DIALOGUE & DEMOCRATIE SUISSE
Publié par dans Politique ·


«Revue Suisse»: Monsieur Imhof, nous vivons à l’ère de l’information. Il est donc légitime de vous demander comment vont les médias en Suisse.
Professeur Kurt Imhof: Encore plus mal qu’il y a vingt ans. La part de «nouvelles légères» et de sujets centrés sur les personnes et le sport a considérablement augmenté. En parallèle, les informations contextuelles diminuent. Les informations sont plus épisodiques et l’actualité est découpée en événements isolés qui ne sont plus reliés les uns aux autres. Les processus de cause et effets sont négligés et le public dispose d’une marge restreinte pour se forger une opinion. En outre, les acteurs politiques ayant des messages provocants ont aujourd’hui plus de facilité qu’avant à se faire une place dans les contenus rédactionnels. On constate aussi une diminution des informations de politique étrangère. La Suisse se replie de plus en plus sur elle-même et s’intéresse de moins en moins au reste du monde.
D’après vos recherches, comment peut-on expliquer cette évolution?
Jusque dans les années soixante-dix, les messages politiques étaient transmis par les journaux de partis, c’est-à-dire des journaux d’opinion ne dépendant pas en premier lieu de la vente. Ce fut ensuite l’apogée des tribunes, qui se sont approprié l’auditoire des journaux de partis: les lecteurs étaient avant tout des citoyens avant d’être des consommateurs de médias. Le changement radical s’est opéré dans les années quatre-vingt.

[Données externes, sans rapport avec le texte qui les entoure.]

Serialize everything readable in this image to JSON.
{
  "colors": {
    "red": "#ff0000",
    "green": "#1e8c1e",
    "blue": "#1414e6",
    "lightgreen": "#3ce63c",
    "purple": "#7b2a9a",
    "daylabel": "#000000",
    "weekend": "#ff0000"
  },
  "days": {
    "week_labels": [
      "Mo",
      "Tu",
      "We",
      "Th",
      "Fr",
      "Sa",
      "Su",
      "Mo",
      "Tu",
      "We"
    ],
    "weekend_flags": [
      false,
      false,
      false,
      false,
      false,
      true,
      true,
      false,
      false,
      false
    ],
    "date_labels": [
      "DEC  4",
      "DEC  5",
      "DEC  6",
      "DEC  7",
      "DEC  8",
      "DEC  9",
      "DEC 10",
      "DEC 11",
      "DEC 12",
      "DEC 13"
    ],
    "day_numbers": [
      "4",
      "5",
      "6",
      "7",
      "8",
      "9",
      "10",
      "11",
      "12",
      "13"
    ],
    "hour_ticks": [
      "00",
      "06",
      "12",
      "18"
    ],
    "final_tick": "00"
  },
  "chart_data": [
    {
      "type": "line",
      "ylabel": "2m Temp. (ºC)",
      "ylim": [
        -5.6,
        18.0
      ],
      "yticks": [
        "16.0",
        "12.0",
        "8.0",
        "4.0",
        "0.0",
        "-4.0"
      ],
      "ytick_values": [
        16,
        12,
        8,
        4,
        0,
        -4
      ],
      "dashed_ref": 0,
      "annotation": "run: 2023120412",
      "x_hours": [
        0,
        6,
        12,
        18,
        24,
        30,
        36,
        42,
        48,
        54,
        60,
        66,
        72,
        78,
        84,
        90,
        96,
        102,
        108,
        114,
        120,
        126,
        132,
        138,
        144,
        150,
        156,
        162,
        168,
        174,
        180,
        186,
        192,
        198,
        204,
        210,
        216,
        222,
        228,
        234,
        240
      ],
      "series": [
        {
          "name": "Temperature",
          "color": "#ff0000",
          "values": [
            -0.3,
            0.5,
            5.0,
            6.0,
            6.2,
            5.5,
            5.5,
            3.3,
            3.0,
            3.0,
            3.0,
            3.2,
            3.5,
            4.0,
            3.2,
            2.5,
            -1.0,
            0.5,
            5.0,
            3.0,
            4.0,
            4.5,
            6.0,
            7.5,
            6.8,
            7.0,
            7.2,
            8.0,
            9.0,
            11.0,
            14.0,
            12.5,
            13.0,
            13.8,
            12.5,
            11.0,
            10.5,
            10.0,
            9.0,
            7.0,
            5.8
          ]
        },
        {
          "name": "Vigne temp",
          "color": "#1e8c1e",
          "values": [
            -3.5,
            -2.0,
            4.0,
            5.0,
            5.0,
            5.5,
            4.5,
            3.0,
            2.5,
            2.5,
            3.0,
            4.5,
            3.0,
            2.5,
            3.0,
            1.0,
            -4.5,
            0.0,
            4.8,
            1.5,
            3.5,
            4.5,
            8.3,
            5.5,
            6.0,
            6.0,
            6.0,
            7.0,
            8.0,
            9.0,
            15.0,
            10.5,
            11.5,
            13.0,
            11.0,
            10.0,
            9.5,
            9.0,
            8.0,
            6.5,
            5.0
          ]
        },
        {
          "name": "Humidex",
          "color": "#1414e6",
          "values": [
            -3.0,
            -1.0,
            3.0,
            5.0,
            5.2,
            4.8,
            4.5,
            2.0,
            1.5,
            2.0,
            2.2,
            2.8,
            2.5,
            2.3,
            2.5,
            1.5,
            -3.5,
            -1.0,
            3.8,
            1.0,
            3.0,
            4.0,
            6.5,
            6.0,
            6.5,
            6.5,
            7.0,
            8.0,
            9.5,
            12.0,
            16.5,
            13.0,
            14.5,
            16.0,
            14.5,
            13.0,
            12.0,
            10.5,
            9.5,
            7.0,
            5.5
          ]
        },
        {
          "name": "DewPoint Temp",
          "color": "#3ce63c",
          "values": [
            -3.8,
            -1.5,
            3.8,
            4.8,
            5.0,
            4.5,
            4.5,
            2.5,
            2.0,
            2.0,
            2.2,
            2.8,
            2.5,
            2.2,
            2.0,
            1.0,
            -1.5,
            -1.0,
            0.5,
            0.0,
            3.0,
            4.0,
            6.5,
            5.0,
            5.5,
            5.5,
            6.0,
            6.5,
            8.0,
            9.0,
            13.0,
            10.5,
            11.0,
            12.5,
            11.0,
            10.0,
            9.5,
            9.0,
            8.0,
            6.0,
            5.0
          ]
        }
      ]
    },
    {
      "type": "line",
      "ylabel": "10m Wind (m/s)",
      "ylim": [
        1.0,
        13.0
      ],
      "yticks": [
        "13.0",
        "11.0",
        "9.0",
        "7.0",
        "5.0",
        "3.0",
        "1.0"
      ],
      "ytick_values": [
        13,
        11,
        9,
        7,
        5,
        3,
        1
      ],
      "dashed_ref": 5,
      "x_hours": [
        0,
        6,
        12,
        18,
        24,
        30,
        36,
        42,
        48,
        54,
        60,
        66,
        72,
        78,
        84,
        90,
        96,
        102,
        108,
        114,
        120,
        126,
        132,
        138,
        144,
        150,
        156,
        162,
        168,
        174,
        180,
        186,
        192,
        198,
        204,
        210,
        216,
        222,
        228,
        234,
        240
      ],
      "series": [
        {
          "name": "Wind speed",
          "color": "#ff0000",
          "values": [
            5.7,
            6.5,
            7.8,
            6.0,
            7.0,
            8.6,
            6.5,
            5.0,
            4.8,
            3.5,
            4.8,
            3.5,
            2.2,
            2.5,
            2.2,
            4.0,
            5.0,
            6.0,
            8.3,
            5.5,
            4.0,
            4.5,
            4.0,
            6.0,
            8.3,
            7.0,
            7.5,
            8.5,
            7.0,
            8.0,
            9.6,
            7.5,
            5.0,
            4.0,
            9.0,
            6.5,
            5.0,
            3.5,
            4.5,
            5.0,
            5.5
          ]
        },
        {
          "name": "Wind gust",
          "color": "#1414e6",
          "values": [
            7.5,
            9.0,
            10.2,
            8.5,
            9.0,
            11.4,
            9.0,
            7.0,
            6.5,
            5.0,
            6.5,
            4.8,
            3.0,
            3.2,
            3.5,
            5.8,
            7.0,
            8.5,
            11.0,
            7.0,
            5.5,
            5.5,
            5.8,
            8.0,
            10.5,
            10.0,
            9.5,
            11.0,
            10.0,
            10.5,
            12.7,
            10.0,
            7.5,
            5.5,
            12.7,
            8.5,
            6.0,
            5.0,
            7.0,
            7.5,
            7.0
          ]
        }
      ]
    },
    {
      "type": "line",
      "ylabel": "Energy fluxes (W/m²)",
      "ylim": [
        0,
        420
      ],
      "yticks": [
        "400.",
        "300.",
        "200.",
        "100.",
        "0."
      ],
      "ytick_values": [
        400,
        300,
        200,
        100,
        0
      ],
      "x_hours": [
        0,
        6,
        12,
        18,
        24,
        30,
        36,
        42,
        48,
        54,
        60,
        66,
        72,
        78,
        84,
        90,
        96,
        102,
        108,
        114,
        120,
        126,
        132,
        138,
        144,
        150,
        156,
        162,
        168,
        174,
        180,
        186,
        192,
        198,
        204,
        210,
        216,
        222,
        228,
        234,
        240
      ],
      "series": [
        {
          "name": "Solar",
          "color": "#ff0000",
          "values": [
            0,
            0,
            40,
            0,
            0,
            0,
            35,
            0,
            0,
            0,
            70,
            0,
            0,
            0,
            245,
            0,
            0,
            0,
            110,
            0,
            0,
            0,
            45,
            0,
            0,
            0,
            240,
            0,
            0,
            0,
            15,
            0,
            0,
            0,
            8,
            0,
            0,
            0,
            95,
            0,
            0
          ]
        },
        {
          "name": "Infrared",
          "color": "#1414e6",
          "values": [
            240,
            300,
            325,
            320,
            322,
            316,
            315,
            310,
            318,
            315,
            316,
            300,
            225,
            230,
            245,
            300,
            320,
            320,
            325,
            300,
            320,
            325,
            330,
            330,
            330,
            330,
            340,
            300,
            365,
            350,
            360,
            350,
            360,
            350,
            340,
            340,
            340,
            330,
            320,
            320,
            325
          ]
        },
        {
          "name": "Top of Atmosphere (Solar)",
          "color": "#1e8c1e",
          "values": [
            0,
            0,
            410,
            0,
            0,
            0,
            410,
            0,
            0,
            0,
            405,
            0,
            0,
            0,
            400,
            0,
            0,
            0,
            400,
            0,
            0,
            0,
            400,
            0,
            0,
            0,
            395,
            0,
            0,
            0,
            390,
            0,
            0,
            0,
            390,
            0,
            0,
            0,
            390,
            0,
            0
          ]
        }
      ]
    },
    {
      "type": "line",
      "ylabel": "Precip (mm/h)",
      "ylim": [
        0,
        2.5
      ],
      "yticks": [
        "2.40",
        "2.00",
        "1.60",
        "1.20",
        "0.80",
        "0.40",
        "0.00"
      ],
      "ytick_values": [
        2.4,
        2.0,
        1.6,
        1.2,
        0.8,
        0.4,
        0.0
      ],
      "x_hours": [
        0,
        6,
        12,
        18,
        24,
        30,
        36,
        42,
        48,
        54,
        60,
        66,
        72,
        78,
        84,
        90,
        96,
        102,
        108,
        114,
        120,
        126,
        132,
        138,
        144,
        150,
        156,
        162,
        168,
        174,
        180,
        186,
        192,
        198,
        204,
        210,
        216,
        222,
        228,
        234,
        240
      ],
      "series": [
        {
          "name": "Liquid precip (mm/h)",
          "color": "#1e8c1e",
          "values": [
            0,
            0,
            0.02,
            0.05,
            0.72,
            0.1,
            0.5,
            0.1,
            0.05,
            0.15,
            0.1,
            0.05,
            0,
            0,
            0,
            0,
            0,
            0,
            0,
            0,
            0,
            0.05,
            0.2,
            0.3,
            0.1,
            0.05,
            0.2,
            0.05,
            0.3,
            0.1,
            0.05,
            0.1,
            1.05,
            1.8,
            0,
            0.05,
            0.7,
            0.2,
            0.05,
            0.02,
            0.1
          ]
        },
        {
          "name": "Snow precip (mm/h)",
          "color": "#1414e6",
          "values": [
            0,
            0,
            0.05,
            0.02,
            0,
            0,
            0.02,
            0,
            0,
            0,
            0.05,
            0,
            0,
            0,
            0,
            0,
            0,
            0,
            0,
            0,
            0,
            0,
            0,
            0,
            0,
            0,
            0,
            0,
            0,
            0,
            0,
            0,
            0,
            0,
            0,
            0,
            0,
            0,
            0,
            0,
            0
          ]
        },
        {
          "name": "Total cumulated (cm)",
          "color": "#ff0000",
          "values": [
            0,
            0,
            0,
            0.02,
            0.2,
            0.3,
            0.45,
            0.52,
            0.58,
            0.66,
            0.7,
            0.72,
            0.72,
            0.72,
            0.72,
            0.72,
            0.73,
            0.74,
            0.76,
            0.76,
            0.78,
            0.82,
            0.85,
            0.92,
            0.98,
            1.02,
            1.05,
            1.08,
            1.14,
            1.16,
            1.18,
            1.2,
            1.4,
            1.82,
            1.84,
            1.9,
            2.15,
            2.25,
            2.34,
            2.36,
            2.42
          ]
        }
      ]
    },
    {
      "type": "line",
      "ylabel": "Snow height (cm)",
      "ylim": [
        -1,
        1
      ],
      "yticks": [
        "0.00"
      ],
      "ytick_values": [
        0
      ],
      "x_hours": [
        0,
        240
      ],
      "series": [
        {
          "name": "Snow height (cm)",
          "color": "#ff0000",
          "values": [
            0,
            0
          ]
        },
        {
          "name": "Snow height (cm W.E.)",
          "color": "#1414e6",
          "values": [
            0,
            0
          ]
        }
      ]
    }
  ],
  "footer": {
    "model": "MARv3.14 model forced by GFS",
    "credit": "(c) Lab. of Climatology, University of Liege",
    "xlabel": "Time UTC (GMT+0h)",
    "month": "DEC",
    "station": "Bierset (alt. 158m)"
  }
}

La sphère privée et intime s’est développée au détriment de ce qui concerne un peu tout le monde.
Comment?
Par l’apparition d’un système médiatique dépendant des consommateurs de médias et qui essaie de gagner des lecteurs grâce à des informations spectaculaires. Le journalisme a ainsi acquis une charge morale et émotionnelle. La sphère privée et intime s’est développée au détriment de ce qui concerne un peu tout le monde. Les acteurs populistes de tous les partis sont aujourd’hui plus présents dans les médias que ceux qui basent leur politique sur des arguments. La force de velours du meilleur argument est évincée par l’exploitation de l’indignation. Ayant perdu leurs propres journaux, les partis doivent travailler avec les messages les plus spectaculaires et provocants possibles.
Quelles en sont les conséquences politiques en Suisse?
Partout où la presse gratuite a brutalement pris de l’ampleur, le populisme politique s’est développé en parallèle avec succès. Chez nous, les conséquences sont plus graves que dans les pays avec un système d’opposition de gouvernement. La concordance suisse ne fait pas bon ménage avec une communication publique où le message coup de poing prend le pas sur l’argument de qualité. La dramatique saignée subie par la presse en tant que principal vecteur d’information politique nuit à la démocratie.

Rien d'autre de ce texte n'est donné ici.